Educational data has been a recurring theme on this blog. In this post, I continue considering the nature of data in education and the nature of data in science… comparing and contrasting the two.
Constructs and Instruments
Scientists are always specific about what they are measuring, and there are accepted methods for measuring these quantities. As a botany student, I measured the diameter at breast height of trees—the standard measure for the size of a tree trunk. Some measurements, however, are difficult to define; botany students may be interested in the health of a plant, but that must be measured indirectly. Such indirect measurements are called constructs and must be defined with specific terms. During peer review, the definition of those constructs is evaluated by the reviewers as is the instrument used to measure the construct.
In education, data appears to be drawn from standardized test scores. A scientist who was reviewing one’s use of the score would ask the question, “what are you trying to measure?” The scientists would then ask how the scores measure whatever was the response.
Given the debate over standardized tests among educators (and others), it seems there is only a weak connection between the instrument (the standardized test) and the construct. Indeed, the construct and the instrument seem to have converged in education; “performance on the test” is the goal, but there is no agreement that the goal is worthy or measuring what it is designed to measure. This makes “data-driven decision-making” inherently unscientific.

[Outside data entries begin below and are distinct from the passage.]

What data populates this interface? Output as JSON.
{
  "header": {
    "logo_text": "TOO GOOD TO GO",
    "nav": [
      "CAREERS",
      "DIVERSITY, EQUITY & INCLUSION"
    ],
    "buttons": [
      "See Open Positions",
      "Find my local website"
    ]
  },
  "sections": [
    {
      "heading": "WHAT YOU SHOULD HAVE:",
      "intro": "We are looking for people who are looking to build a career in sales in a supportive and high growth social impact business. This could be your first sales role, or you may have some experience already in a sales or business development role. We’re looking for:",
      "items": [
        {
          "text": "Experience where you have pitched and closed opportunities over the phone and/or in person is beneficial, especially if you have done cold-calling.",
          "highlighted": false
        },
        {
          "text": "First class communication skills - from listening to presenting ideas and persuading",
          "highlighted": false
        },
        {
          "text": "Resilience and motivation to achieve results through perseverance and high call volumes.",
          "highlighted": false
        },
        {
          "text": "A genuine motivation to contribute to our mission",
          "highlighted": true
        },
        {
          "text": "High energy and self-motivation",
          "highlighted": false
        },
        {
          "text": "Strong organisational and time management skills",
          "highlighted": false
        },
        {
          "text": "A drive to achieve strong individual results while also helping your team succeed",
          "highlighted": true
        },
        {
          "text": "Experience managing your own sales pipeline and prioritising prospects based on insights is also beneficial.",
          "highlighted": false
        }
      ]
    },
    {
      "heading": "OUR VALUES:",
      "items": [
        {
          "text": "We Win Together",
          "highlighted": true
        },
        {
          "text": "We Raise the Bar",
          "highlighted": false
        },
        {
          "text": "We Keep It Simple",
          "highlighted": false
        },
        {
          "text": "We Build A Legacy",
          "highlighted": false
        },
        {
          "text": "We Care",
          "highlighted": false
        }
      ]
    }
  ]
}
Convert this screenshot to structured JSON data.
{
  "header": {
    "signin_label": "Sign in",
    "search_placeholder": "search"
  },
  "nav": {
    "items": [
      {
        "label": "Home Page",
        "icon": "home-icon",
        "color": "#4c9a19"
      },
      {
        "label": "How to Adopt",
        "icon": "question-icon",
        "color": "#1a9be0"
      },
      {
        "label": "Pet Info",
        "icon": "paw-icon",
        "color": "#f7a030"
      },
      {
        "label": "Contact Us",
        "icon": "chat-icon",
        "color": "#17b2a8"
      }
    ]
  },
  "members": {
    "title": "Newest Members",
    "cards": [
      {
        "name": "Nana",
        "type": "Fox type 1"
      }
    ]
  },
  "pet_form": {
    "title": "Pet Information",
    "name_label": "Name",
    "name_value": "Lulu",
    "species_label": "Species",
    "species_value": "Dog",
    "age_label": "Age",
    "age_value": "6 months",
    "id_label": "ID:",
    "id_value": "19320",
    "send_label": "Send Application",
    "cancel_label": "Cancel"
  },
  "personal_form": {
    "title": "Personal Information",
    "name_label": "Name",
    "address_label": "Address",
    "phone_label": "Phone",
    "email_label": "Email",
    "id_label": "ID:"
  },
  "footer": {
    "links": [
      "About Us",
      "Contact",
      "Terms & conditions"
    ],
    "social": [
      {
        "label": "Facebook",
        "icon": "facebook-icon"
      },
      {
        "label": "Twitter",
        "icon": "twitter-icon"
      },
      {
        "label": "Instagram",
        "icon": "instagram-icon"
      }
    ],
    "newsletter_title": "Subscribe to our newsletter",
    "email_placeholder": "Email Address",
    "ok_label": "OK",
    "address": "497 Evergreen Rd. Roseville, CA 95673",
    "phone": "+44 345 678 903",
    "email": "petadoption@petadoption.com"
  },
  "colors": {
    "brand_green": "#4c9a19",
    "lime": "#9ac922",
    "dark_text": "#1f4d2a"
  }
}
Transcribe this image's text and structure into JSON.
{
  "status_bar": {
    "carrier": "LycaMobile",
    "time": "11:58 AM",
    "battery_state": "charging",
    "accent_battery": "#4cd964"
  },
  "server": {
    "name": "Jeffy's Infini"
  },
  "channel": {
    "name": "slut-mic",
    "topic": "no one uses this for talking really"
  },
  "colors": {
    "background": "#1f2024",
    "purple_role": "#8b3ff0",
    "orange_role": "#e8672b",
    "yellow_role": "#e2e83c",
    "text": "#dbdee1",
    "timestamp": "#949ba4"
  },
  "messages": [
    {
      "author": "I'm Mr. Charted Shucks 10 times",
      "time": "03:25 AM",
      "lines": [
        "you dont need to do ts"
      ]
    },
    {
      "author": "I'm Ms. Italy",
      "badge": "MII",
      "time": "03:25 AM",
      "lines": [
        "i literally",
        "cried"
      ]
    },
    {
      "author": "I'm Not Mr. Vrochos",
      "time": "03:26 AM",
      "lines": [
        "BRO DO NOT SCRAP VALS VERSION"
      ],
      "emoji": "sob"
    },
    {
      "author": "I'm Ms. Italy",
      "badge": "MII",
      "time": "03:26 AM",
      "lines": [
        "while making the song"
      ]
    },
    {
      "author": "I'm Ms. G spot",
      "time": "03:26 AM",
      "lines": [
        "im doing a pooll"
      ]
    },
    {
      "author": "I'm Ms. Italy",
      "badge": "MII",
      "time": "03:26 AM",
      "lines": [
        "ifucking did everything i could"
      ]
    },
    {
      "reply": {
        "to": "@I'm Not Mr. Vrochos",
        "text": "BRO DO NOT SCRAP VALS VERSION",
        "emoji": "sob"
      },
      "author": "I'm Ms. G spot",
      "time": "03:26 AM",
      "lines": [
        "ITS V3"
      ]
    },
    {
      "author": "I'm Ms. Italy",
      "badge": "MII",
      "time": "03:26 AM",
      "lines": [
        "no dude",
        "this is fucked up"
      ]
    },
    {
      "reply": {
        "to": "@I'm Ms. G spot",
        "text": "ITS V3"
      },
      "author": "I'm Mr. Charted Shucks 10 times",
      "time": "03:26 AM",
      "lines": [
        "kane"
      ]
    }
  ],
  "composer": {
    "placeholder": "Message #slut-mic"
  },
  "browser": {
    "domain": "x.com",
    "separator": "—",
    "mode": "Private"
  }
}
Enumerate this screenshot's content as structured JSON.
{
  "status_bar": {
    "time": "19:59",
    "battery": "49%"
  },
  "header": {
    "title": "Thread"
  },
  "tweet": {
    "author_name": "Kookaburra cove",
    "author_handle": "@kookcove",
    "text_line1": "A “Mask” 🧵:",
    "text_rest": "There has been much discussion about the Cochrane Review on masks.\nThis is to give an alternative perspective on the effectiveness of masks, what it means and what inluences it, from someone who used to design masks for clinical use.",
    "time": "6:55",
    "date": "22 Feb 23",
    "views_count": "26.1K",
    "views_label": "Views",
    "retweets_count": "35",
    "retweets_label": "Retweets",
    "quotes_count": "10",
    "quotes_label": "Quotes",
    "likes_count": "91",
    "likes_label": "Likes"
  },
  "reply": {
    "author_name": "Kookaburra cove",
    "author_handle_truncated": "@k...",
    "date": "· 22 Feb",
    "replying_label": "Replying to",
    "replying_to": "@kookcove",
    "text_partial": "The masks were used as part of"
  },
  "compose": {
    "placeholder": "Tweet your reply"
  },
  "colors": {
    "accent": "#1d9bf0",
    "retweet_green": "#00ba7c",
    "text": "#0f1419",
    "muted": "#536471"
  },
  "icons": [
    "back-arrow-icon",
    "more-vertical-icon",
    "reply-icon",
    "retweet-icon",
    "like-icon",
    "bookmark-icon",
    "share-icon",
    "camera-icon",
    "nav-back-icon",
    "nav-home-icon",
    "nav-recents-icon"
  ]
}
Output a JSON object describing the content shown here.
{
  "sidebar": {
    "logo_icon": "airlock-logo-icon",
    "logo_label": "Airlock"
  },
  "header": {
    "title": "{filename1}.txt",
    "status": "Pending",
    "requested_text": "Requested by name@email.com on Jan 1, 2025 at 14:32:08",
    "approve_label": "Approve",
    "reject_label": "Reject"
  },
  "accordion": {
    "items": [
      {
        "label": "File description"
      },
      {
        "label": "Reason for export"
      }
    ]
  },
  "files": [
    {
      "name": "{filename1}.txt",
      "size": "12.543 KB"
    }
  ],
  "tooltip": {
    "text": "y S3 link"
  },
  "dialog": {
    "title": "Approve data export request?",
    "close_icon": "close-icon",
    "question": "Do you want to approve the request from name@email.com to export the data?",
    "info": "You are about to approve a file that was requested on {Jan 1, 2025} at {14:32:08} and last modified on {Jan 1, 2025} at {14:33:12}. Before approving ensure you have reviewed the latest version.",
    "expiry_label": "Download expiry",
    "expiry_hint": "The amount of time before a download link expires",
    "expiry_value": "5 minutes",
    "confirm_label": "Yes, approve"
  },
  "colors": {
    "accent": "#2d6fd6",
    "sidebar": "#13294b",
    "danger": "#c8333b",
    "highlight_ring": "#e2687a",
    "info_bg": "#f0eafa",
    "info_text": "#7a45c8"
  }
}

One of the common uses of educational data is to compare schools, and even teachers in some jurisdictions. These comparisons are made under the assumption that better teachers (the construct) can be measured with better performance (the instrument). If a scientist were to undertake such a comparison, he or she would begin by identifying all of the variables that account for student performance on the test. Certainly the “quality of the school” is a relevant variable, but so is “the socioeconomic status of the community,” “the race of the student,” and many other factors. Unless all of those other factors are accounted for, the quality of the data and the validity of the conclusions would be viewed as suspect by a reviewer. Unless all variables are accounted for, data cannot be scientific.
The Nature of Measurement
Quantitative data in science is gathered to measure differences between control groups and treatment groups. Measurements, however, are subject t error. If a student answers 9 out of 10 questions on a quiz right, I may be measuring how much of the material she knows, but that number might also include the questions on which she guessed correctly. The nine may also includes questions that she misunderstood and thought she was answering a different question, but she choose the incorrect answer that just happened t be the correct answer. I will not list all of the variations that can lead to correct (or incorrect) answers, but it should be clear with slight reflection that there are many circumstances that can led to one having inaccurate counts of correct answers on the test (because of actions of the student and actions of the scorer).
To minimize the damage done to data by errors in measurement, scientists make measurements in large numbers. Taken together, the measurements will tend to group around the “real” value; this is phenomenon we see in the bell curve. Using the mathematics associated with variation and the bell curve, scientists can support conclusions about cause and effect, but the measurements are recognized as approximations. If you ask a scientist “how big is it?” the response will be a dissatisfying “probably about 10 units, give or take .2 units.”
A single measurement alone is very unreliable because of the error that makes any measurement uncertain. When my children were in school, I would receive a report of their performance on the standardized tests that were administered. I regarded those with only passing interest, and I was most interested in the error bars that were included in the report. Unfortunately, the data and measurements that are reported in education rarely gives sufficient attention to the true nature of measurements/
Uncertain Cause and Effect
As presented to educators, data driven decision making is summarized as a step-by-step process: a) we administer a test, b) identify deficiencies as demonstrated in the data, c) take remediation actions to address those deficiencies, and d) find the deficiencies reduced when a test is again administered.
This model is built upon the assumption that specific and known instructional actions in the classrooms is associated with higher tests scores. The reasoning is if I measure low math scores in a child, I can take specific and know actions that will cause those scores to be higher later. Instruction causes learning according to this model. Because education is a wicked problem (see essay #x), cause and effect relationships are very difficult to ascertain. Further, all conclusions when dealing with wicked problems are tentative, so students who are judged to be performing well in mathematics may be judged otherwise when a different measure of mathematics skill or knowledge is applied.
When educators adopt data-driven decision making and planning, the assumption is that they are becoming more objective in their approach, and that they are being held accountable to produce results that are better than results obtained using other methods. My experiences, however, support two conclusions. First, education is a social invention that cannot be studied through science. Second, the manner in which data is gathered and analyzed in education is similar to science in only superficial ways.
I do believe that educators who gather and analyze data in scientific ways are better informed than their colleagues who do not. Educators who want to adopt scientific data analysis are advised to find a scientist to be a mentor; educators and educational leaders who claim to be data driven may be looking at numbers, but their methods are not scientific.
Together, an educator and a scientist can understand the differences between science and we do in the classroom. Enjoy the differences. Cherish the differences. Know the differences and defend the differences.